What would you do if a known sex offender moved into your neighborhood? That happened recently to someone I know here in the Triad. She and her family moved across town a few years ago into a neighborhood they’ve always aspired to be a part of – one filled with lots of kids, great neighbors, nice homes, manicured lawns, and one that’s part of a great school zone. And while they are mindful of keeping an eye on their kids playing outside, one of the last things they thought they’d have to worry about is a convicted felon living down the street.

It doesn’t matter that her neighborhood is within one mile of a school and a church and ball fields – or that the offender doesn’t own the house he’s living in – or that he is staying in a house right next to a busy school bus stop – or that he moved across state lines after his conviction. According to the law, none of that matters when an offender moves in with a relative – which is the case for my friend. In fact, he’s welcome to stay as long as he wants. Even the entire 10 years he is on probation for his offense, or longer.
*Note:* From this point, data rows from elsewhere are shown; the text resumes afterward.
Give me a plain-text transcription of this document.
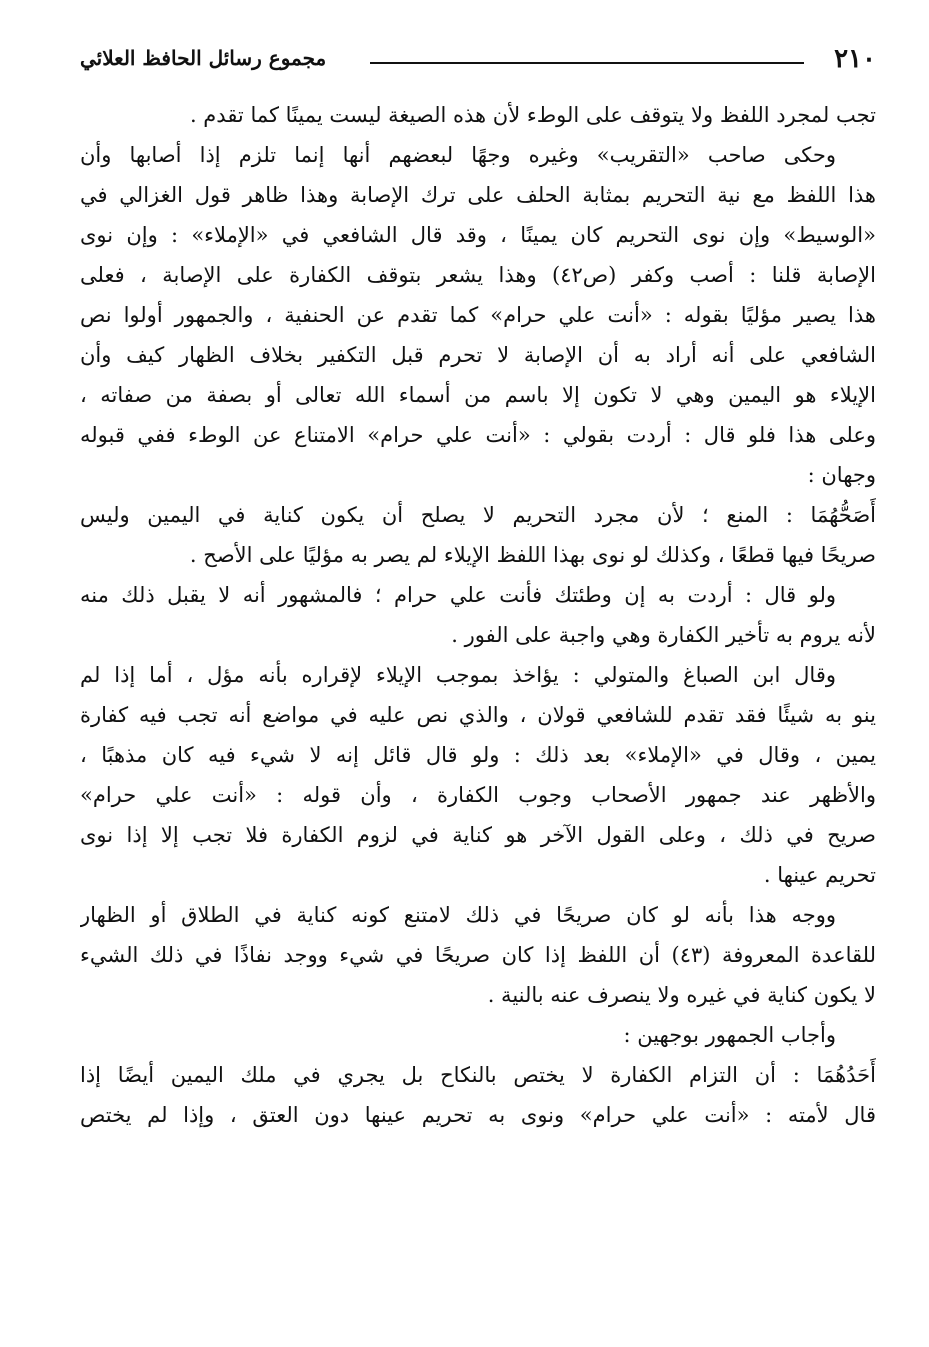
٢١٠
مجموع رسائل الحافظ العلائي
تجب لمجرد اللفظ ولا يتوقف على الوطء لأن هذه الصيغة ليست يمينًا كما تقدم .
وحكى صاحب «التقريب» وغيره وجهًا لبعضهم أنها إنما تلزم إذا أصابها وأن
هذا اللفظ مع نية التحريم بمثابة الحلف على ترك الإصابة وهذا ظاهر قول الغزالي في
«الوسيط» وإن نوى التحريم كان يمينًا ، وقد قال الشافعي في «الإملاء» : وإن نوى
الإصابة قلنا : أصب وكفر (ص٤٢) وهذا يشعر بتوقف الكفارة على الإصابة ، فعلى
هذا يصير مؤليًا بقوله : «أنت علي حرام» كما تقدم عن الحنفية ، والجمهور أولوا نص
الشافعي على أنه أراد به أن الإصابة لا تحرم قبل التكفير بخلاف الظهار كيف وأن
الإيلاء هو اليمين وهي لا تكون إلا باسم من أسماء الله تعالى أو بصفة من صفاته ،
وعلى هذا فلو قال : أردت بقولي : «أنت علي حرام» الامتناع عن الوطء ففي قبوله
وجهان :
أَصَحُّهُمَا : المنع ؛ لأن مجرد التحريم لا يصلح أن يكون كناية في اليمين وليس
صريحًا فيها قطعًا ، وكذلك لو نوى بهذا اللفظ الإيلاء لم يصر به مؤليًا على الأصح .
ولو قال : أردت به إن وطئتك فأنت علي حرام ؛ فالمشهور أنه لا يقبل ذلك منه
لأنه يروم به تأخير الكفارة وهي واجبة على الفور .
وقال ابن الصباغ والمتولي : يؤاخذ بموجب الإيلاء لإقراره بأنه مؤل ، أما إذا لم
ينو به شيئًا فقد تقدم للشافعي قولان ، والذي نص عليه في مواضع أنه تجب فيه كفارة
يمين ، وقال في «الإملاء» بعد ذلك : ولو قال قائل إنه لا شيء فيه كان مذهبًا ،
والأظهر عند جمهور الأصحاب وجوب الكفارة ، وأن قوله : «أنت علي حرام»
صريح في ذلك ، وعلى القول الآخر هو كناية في لزوم الكفارة فلا تجب إلا إذا نوى
تحريم عينها .
ووجه هذا بأنه لو كان صريحًا في ذلك لامتنع كونه كناية في الطلاق أو الظهار
للقاعدة المعروفة (٤٣) أن اللفظ إذا كان صريحًا في شيء ووجد نفاذًا في ذلك الشيء
لا يكون كناية في غيره ولا ينصرف عنه بالنية .
وأجاب الجمهور بوجهين :
أَحَدُهُمَا : أن التزام الكفارة لا يختص بالنكاح بل يجري في ملك اليمين أيضًا إذا
قال لأمته : «أنت علي حرام» ونوى به تحريم عينها دون العتق ، وإذا لم يختص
Lucky guy.

Let me add in that offender is not a suspect; he was indeed arrested for the crime he was accused of and is now on probation. However, there are always lots of sides to every story, and we also know that people can mature and change after making a mistake. My friend and her neighbors did not want to make a mountain out of a molehill and of course wanted to give this person a fair chance, but as a parent, you can never be too careful.

And as a careful parent, one of the first things my friend did when she moved into her neighborhood was to check the NC Sex Offender Registry. With a great sigh of relief (although at the time she wasn’t surprised) no registered offenders lived nearby. There were some on the radar, but they were not within walking distance to/from her home. She never thought to check it again.

But her neighbor subscribes to email alerts, and received notification within 24 hours when the sex offender moved into her neighborhood. I did not even know that feature existed and made sure to sign myself up so I could be on guard too! The neighbor shared the news with other fellow neighbors, and within another 24 hours a neighborhood watch meeting was pulled together (and included a representative from the local police department’s sexual offender unit) to discuss options and safety precautions.

Sadly, there is not much they can do. Several of her neighbors are checking to see if they can have the school bus stop moved to different location. Some shared the online mug shots with their children, while others had the “talk” with their kids way sooner than they had planned to.

My friend said she’s been living with the same kind of yucky feeling you get when you know your house has been burglarized. You feel violated and you walk around with a stronger sense of being “on guard.” Life continues as usual, and her kids continue to play outside, but she says that something just feels different.

She’s thankful her neighbor had been alerted by the registry in the first place, but knows the same kind of guy could be sitting next to her and her family in church – or shopping in the same aisle at the grocery store – and there’s no instant notification for that.

Has this happened to you or someone you know? What was the outcome? And when was the last time you checked the NC Sex Offender Registry?